昨年度の実質賃金 前年度比2.2%減少 2年連続でマイナス

昨年度の働く人1人当たりの実質賃金は前年度と比べて2.2%減少しました。現金給与の総額は増えたものの物価上昇に追いつかず、実質賃金は2年連続でマイナスとなりました。

厚生労働省は従業員5人以上の事業所、3万余りを対象に「毎月勤労統計調査」を行っていて、23日、昨年度の結果を公表しました。

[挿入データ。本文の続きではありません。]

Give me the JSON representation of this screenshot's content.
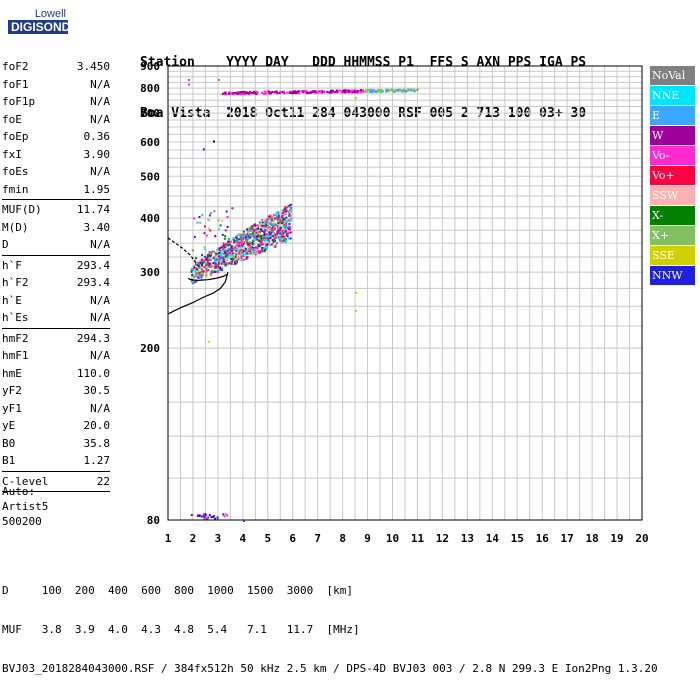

それによりますと、基本給や残業代、ボーナスなどを合わせた働く人1人当たりの現金給与の総額は月の平均で33万2533円と、前年度と比べて1.3%増え、3年連続でプラスになりました。

内訳では、
▽フルタイムが前年度と比べて1.7%増え43万8696円
▽パートタイムが前年度と比べて2.4%増え10万5989円となりました。

いずれも統計を取り始めた平成5年度以降、最も高くなっています。

一方で物価の高騰が続いたため、その変動分を反映した実質賃金は前年度と比べて2.2%減少しました。

実質賃金が前年度を下回るのは2年連続です。

ことしの春闘では連合の今月の集計で、平均の賃上げ率が5%を超えるなど高い水準となっていて、物価の高騰が続く中で実質賃金がいつプラスに転じるかが焦点となっています。

厚生労働省は「ことしの春闘では大企業だけでなく中小企業でも力強い賃上げが行われているので、現金給与が今後、どれだけ上がるかに期待するとともに物価の動向も注視していきたい」としています。